Economy
Kenya, Tanzania trade spat cuts maize, rice imports by Sh10bn
Monday February 19 2024
Kenya’s imports from Tanzania fell by Sh10.23 billion last year on the back of renewed trade barriers, which largely hit the flow of grains from the agriculturally endowed country, official trade numbers show.
Traders trucked in goods worth Sh43.05 billion from Tanzania compared with a record Sh53.28 billion in 2022, according to data collated by the Central Bank of Kenya.
The 19.20 percent drop was the fastest slide since 2016 when the administration of the then-late John Magufuli adopted protectionist policies when he first took power.
Read: Kenya, Tanzania trade war cuts imports 30pc
Dar es Salaam imposed guidelines on trade in grains between the country and partners in the seven-nation East African Community bloc earlier in 2023 in a protectionist move which initially targeted at preventing food inflation.
The rules largely restricted the importation of maize into Kenya. This saw more than 200 Kenya’s trucks blocked for days at the Namanga and Holili borders in June 2023, prompting the intervention of President William Ruto.
The measures were part of food export restrictions, which Dar es Salaam started enforcing in 2022 to ensure food security in a trading bloc which perennially experiences a deficit in maize, a staple.
The rules taken by the Samia Suluhu administration required traders to open and register offices in Dar es Salaam for purposes of getting licences to export maize and other grains as well as tax clearance certificates.
The measures were viewed as “unnecessary” barriers to the smooth flow of goods contrary to the EAC Common Market Protocol, which allows free movement of goods, services, capital and labour within the bloc.
Tanzania’s deputy minister for Investment, Industry and Trade Exaud Kigahe told the 393-member Parliament in Dodoma in June 2023 that the measures were helping “fight exploitation that farmers have experienced for years by middlemen and dishonest traders who have been purchasing crops to farmers at low prices”.
Tanzania is a major exporter of maize and rice, not only to Kenya but also to other EAC bloc states such as DR Congo, Burundi and South Sudan.
Grain export restrictions in Tanzania in part resulted in maize flour prices hitting record-high levels after millers were forced to look for maize supplies in far-flung markets like Ukraine under the Black Sea Grain Initiative.
Read: Boost for Kenya tea exporters as Tanzania lifts imports ban
The thawing of the on-and-off trade tiffs between the two biggest economies in the seven-nation EAC bloc during the reign of former President Uhuru Kenyatta and his counterpart Ms Suluhu had pushed Tanzania to become the second largest source market in the continent after South Africa in 2022.

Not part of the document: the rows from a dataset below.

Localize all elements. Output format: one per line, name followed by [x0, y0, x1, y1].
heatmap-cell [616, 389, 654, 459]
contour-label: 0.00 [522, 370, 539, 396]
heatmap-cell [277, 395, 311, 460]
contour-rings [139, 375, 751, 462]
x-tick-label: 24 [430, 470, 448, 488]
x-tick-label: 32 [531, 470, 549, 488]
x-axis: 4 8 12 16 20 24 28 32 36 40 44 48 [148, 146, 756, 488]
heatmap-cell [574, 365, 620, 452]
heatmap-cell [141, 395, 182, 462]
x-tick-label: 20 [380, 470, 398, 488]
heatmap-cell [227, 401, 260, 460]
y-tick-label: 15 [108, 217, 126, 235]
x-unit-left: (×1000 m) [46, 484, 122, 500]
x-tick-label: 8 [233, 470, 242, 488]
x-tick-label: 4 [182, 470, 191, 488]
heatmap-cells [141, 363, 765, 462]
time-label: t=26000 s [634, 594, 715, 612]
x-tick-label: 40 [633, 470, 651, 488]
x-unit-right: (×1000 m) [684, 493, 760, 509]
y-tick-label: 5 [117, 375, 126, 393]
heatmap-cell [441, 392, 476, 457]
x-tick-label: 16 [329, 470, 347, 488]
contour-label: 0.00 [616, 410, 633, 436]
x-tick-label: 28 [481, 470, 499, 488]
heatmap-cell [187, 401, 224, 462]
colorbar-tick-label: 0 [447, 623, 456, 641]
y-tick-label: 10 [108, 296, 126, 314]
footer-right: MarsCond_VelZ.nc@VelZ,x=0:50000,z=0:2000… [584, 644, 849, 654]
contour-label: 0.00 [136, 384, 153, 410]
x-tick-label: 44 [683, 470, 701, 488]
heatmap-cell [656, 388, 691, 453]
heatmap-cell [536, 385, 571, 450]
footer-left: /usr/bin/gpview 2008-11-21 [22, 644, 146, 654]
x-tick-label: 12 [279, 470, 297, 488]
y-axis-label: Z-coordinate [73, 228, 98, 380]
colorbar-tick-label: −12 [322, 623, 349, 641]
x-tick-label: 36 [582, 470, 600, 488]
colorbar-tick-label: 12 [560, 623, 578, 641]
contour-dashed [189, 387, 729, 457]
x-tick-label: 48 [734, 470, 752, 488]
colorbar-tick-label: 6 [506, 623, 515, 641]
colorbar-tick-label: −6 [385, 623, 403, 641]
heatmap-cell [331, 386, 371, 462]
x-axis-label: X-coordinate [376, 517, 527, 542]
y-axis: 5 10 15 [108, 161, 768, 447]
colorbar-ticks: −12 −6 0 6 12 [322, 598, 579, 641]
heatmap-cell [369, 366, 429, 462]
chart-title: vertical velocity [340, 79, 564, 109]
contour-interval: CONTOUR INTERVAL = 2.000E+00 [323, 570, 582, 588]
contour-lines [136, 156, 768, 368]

At the time, goods worth Sh53.28 billion were ordered from Tanzania, only dwarfed by South Africa’s Sh61.06 billion. The sharp drop in the value of imports from Tanzania last year pushed the country to the third largest source of imports in Africa after being overtaken by Egypt, which sold merchandise valued at Sh49.57 billion to Kenya.
Kenya’s exports to Tanzania, nonetheless, climbed 21.77 percent to Sh68.55 billion in 2023 from Sh56.57 billion the year before.